İçi başka, dışı başka olmaklık aldatmak değildir de nedir ?
Dediği başka, yaptığı başka olmak sahtekârlığı almış başını gitmekte !
★
İç âlemden (sîret) dışa (sûret) vuran dalgalar içi okumanın harfleri, kelimeleri, cümleleri olarak okumayı bilenlere, basîret ehli irfân sahiplerine çok şeyler söyler...
Kimileri kitabın kapağına bakmakla yetinebilir, kimileri de kapağı çevirir ve kitapta yazan hikmetlerden istifâde eder...
Bu hususta serdedilmiş bir kaç veciz söz, kelâm-ı kibar ile noktalayalım;
Ya olduğun gibi görün ya da göründüğün gibi ol (Mevlana Celaleddin-i Rumi)
Hüsn-i sûret kābiliyyet-i sîrete alâmettir (Naîmâ).
Sîreti sûrette mümkündür temâşâ eylemek
Hâil olmaz ayn-ı irfâna basîret perdesi (Kemterî).
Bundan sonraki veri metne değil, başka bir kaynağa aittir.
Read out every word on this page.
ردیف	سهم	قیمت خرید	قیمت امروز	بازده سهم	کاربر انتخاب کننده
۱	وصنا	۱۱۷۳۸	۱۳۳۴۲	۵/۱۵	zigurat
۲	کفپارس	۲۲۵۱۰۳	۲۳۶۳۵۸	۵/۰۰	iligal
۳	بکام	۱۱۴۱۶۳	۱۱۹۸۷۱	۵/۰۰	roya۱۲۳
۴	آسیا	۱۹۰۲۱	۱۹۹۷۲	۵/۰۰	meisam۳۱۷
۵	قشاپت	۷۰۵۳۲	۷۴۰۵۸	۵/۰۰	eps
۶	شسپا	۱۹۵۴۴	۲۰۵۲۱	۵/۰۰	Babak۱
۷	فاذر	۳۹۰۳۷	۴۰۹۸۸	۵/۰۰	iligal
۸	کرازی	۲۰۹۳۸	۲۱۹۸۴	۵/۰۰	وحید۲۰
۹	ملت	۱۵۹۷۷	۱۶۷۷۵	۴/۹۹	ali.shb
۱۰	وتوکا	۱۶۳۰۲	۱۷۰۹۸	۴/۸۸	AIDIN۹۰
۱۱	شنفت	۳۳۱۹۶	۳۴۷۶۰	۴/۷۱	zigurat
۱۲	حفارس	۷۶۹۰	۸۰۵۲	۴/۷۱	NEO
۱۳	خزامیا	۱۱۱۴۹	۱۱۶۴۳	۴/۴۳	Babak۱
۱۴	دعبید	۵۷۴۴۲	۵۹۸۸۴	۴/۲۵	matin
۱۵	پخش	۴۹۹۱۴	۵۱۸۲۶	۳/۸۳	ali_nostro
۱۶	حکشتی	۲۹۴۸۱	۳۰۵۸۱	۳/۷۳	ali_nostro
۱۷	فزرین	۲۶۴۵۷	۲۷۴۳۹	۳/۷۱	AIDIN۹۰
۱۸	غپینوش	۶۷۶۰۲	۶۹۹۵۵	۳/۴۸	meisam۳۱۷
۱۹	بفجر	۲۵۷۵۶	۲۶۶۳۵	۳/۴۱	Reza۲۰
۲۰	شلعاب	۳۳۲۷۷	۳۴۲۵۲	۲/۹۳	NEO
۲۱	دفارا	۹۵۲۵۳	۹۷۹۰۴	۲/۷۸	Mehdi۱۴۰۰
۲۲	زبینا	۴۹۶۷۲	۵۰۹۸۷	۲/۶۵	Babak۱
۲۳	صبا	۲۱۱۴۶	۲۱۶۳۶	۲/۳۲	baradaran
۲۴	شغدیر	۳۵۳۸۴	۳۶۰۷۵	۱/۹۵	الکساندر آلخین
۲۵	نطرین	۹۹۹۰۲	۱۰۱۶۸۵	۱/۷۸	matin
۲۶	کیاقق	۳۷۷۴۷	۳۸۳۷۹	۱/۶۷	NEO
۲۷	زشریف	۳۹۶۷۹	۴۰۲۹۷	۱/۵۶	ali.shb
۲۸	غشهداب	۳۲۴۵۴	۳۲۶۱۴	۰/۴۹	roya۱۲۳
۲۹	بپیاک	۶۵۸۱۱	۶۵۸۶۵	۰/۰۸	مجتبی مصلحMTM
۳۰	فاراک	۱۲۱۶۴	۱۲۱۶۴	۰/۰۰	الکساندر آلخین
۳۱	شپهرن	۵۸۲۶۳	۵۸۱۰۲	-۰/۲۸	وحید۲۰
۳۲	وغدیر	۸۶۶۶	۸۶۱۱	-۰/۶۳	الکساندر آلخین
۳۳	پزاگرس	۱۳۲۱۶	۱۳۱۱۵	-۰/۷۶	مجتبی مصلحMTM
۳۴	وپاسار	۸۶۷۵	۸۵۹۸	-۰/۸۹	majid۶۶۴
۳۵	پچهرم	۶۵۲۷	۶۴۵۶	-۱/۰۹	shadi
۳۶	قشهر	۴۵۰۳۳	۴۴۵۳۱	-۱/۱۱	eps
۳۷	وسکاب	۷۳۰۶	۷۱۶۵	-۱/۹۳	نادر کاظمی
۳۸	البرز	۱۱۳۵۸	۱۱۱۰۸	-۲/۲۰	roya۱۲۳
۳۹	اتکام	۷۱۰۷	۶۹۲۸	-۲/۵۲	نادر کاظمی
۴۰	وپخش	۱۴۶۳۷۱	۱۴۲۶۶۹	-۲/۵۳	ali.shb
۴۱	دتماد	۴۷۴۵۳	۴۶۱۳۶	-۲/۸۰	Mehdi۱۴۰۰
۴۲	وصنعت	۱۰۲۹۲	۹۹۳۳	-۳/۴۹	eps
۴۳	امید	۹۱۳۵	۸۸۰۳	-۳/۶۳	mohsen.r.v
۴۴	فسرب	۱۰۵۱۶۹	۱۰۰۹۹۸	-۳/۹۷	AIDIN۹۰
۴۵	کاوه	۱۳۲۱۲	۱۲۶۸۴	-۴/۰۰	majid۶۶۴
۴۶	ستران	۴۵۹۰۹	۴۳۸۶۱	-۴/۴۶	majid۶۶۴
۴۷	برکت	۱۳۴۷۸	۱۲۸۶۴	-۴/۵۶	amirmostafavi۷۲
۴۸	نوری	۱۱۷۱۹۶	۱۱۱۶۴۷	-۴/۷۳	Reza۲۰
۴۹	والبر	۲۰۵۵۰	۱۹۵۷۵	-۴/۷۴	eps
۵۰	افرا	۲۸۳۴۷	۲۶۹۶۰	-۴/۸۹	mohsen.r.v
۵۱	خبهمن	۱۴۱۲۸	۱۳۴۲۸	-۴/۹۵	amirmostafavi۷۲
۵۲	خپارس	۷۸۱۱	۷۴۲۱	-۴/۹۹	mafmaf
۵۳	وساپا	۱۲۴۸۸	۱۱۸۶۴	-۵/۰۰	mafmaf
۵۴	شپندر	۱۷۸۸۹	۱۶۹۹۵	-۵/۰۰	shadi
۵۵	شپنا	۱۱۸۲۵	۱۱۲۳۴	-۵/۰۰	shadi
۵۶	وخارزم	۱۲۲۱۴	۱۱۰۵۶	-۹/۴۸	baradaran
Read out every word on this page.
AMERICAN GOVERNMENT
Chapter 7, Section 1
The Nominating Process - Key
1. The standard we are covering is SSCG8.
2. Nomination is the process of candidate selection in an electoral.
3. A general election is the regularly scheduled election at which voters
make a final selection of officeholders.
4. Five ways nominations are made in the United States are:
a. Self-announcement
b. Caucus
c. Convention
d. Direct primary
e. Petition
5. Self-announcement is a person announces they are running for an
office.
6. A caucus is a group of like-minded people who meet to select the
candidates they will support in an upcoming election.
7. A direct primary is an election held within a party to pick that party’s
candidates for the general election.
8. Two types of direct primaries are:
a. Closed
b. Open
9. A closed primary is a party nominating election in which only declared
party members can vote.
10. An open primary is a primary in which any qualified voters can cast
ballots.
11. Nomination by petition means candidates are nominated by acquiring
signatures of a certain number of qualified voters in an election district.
Sîretin nâ-pak ise hayr umma çık germâbeden
Evvelâ tathîr-i kalb et sonra tathîr-i beden
(Recâîzâde Mahmut Ekrem).
Sîretin nâ-pak ise hayr umma çık germâbeden
Evvelâ tathîr-i kalb et sonra tathîr-i beden
(Recâîzâde Mahmut Ekrem).
★
Kendini de kandırdığının farkında olmayana yazıklar olsun !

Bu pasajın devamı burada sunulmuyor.